Avoiding the formation of calcium fluoride, fluorosilicates, or other insoluble fluoro compounds can be a primary design objective in a treatment operation conducted in a subterranean formation or elsewhere. Various means have been used with mixed success. Blends of organic acids and hydrofluoric acid have been used to slow the dissolution kinetics of sandstone formation solids. However, as organic acids have higher pKa values than do mineral acids, precipitation can become problematic as the treatment fluid's pH rises. Pre-flush sequences with acids have been used to remove calcium salts from sandstone formations, before the main acidizing sequence is conducted to remove formation aluminosilicates. Generally, these flushes do not spend completely and typically return, upon flowback, with a persisting low pH. This can result in corrosion of downhole tubular goods (including coiled tubing) and surface equipment. Other multi-stage sandstone acidizing treatment operations have also been developed, particularly to remove calcium ions.
Chelating agents can also be included in treatment fluids to sequester at least a portion of the formation cations that cause unwanted precipitation. However, there are certain operational problems that are encountered with use of many common chelating agents. First, many common chelating agents are not biodegradable or present other toxicity concerns that make their use in a subterranean formation problematic. Further, the salt form of some chelating agents can actually exacerbate precipitation problems in a hydrofluoric acid acidizing treatment rather than lessening the amount of precipitated solid.
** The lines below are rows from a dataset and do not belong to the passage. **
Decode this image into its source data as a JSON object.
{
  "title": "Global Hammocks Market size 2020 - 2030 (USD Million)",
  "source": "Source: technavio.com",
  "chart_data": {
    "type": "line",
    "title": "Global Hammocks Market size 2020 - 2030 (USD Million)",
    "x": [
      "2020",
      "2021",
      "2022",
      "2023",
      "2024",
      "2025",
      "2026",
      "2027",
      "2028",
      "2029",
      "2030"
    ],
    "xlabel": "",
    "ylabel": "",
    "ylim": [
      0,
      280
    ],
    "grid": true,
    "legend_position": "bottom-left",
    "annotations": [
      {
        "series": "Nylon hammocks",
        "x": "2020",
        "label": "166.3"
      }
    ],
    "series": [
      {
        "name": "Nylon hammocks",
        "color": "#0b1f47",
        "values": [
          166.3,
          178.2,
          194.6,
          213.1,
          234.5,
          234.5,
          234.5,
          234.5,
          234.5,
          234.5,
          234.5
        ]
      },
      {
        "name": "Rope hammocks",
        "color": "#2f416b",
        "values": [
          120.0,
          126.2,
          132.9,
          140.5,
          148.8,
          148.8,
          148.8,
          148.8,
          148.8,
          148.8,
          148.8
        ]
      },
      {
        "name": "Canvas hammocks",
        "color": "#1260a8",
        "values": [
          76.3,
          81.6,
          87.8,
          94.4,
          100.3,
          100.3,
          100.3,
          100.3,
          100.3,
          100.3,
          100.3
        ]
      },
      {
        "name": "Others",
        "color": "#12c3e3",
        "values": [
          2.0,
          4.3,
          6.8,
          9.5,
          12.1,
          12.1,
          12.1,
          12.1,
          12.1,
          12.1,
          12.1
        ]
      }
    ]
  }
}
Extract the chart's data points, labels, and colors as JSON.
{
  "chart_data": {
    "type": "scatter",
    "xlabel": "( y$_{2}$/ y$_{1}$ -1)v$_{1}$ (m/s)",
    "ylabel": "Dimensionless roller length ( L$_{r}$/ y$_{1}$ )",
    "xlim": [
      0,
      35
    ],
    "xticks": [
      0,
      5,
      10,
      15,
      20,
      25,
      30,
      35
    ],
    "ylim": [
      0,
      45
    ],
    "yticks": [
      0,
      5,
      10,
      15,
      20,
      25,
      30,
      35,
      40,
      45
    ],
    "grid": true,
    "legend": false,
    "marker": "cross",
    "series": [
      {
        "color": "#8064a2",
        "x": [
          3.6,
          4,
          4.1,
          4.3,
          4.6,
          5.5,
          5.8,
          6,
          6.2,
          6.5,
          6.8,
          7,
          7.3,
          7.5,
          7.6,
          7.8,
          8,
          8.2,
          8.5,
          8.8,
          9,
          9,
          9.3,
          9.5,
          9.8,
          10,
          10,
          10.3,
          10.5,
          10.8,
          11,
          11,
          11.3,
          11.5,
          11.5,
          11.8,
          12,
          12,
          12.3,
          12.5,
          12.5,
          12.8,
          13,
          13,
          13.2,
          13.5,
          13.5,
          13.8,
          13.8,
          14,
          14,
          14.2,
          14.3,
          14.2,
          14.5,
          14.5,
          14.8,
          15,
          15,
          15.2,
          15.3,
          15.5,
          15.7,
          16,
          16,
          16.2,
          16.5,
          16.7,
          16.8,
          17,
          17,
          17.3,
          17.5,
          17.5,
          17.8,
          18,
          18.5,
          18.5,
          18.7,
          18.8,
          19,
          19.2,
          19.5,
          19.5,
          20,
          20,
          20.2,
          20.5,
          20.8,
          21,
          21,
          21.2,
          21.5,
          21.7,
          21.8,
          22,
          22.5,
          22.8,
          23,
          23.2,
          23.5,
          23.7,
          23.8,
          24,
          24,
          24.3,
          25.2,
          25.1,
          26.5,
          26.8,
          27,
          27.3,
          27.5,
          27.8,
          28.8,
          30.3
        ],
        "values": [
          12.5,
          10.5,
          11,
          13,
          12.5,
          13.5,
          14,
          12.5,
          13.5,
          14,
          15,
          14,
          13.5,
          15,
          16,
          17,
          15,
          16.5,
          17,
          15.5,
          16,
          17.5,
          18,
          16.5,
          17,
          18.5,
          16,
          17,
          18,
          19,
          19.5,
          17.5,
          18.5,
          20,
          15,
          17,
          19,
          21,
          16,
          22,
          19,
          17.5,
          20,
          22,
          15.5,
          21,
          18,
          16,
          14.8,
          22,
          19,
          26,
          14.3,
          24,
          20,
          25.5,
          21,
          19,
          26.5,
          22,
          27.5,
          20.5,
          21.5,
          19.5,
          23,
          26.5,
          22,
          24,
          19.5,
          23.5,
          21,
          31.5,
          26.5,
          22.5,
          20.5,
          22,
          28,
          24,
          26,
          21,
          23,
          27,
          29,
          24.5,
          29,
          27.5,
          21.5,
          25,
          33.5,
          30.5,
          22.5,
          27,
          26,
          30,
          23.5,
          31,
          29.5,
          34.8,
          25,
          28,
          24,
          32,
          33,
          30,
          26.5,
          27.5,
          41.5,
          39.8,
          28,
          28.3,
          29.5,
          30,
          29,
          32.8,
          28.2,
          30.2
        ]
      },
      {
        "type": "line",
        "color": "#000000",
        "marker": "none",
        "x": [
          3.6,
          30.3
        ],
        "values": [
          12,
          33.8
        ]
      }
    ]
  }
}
Likewise, chelating agents can be used in treating pipelines, tubing, and like vessels by removing metal ion scale from the pipeline or tubing surface. In such treatment operations, significant waste disposal issues can be encountered, since chelating agents that have commonly been used for such purposes are not biodegradable.
In addition to the foregoing, precipitation of formation cations in matrix acidizing operations can also be problematic, even when non-siliceous portions of a subterranean formation are being treated. Although most formation cations can be dissolved with strong acid treatment fluids, dissolution of the formation matrix spends the acid. As the pH of the treatment fluid rises, certain cations can precipitate and damage the formation. In addition, the use of very strong acids in a subterranean formation can lead to downhole corrosion issues, as previously mentioned. These issues can also be encountered when treating pipelines, tubing, and like vessels with an acidic fluid. Sequestration of precipitatable cations in non-siliceous formations or in pipelines, tubing, or like vessels can likewise benefit from a chelating agent in much the same manner as that described above for siliceous formations by keeping the cation in a soluble state over a broad pH range.